Security obligations

The NDA also requires an applicant to satisfy the ODC, that they will secure and closely regulate any cannabis in their possession under the Cannabis Licence. This includes demonstrating there are reasonable grounds for the ODC to be satisfied that the applicant will:

  1. take “all reasonable measures” to ensure the physical security of cannabis in the applicant’s possession/control, or obtained, cultivated or produced under the licence; and
  2. employ suitable facilities and proposed security arrangements at the land or premises where the licensed cannabis manufacture or production is to take place.

Accordingly, any applicant should have a comprehensive risk management strategy and/or appropriately planned and monitored facilities to mitigate security risks before commencing an application. The ODC expects applicants demonstrate that they have given thorough consideration to:

  1. physical/site security of any production or manufacturing plant, facility and equipment;
  2. information security, including proper record management and bookkeeping; and
  3. personnel security, concerning staff and contractors (including criminal background checks).

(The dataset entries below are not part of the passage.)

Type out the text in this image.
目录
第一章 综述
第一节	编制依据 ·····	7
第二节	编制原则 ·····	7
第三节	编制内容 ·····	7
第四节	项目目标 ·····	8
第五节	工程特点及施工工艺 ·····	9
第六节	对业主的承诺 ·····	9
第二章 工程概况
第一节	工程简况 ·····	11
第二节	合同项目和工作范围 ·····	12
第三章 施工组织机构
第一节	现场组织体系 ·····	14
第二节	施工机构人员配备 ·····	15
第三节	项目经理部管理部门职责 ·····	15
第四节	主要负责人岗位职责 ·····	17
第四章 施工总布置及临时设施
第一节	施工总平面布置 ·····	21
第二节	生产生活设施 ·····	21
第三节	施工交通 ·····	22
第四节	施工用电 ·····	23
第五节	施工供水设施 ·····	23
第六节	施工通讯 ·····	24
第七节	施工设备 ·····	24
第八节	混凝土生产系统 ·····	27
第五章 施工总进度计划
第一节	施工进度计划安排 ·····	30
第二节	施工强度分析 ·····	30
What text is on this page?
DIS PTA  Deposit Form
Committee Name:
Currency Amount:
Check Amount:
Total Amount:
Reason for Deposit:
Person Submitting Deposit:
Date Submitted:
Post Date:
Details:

Each form of security should be demonstrated as an “end-to-end process”, including storage, handling, transport and engagement in third party controlled processes (such as analytical testing of extracts and/or products).

Medicinal cannabis permit

Any Cannabis Licence applicant will also need to obtain a medicinal cannabis permit. A medicinal cannabis permit specifies the amount of cannabis-derived drugs that the applicant can manufacture and hold in stock, and the period in which they may do so.

State laws

Finally, an applicant may also be subject to state-based laws and regulations depending on the jurisdictions in which they intend to operate. These obligations can be in addition to the requirements imposed by the Commonwealth through the NDA and the TGA. Although Victoria is presently the only state with legislation governing the manufacture, sale and distribution of medicinal cannabis, other states will likely follow suite in legislating their own regimes in the near future.

Conclusion

The issues discussed above provide only a general summary of the licence application process, and do not address the nuances or complexity likely to arise in an individual application.

Cannabis Licence applications can be a costly and demanding undertaking and sophisticated legal and pharmaceutical advice is recommended before any prospective applicant commences the process.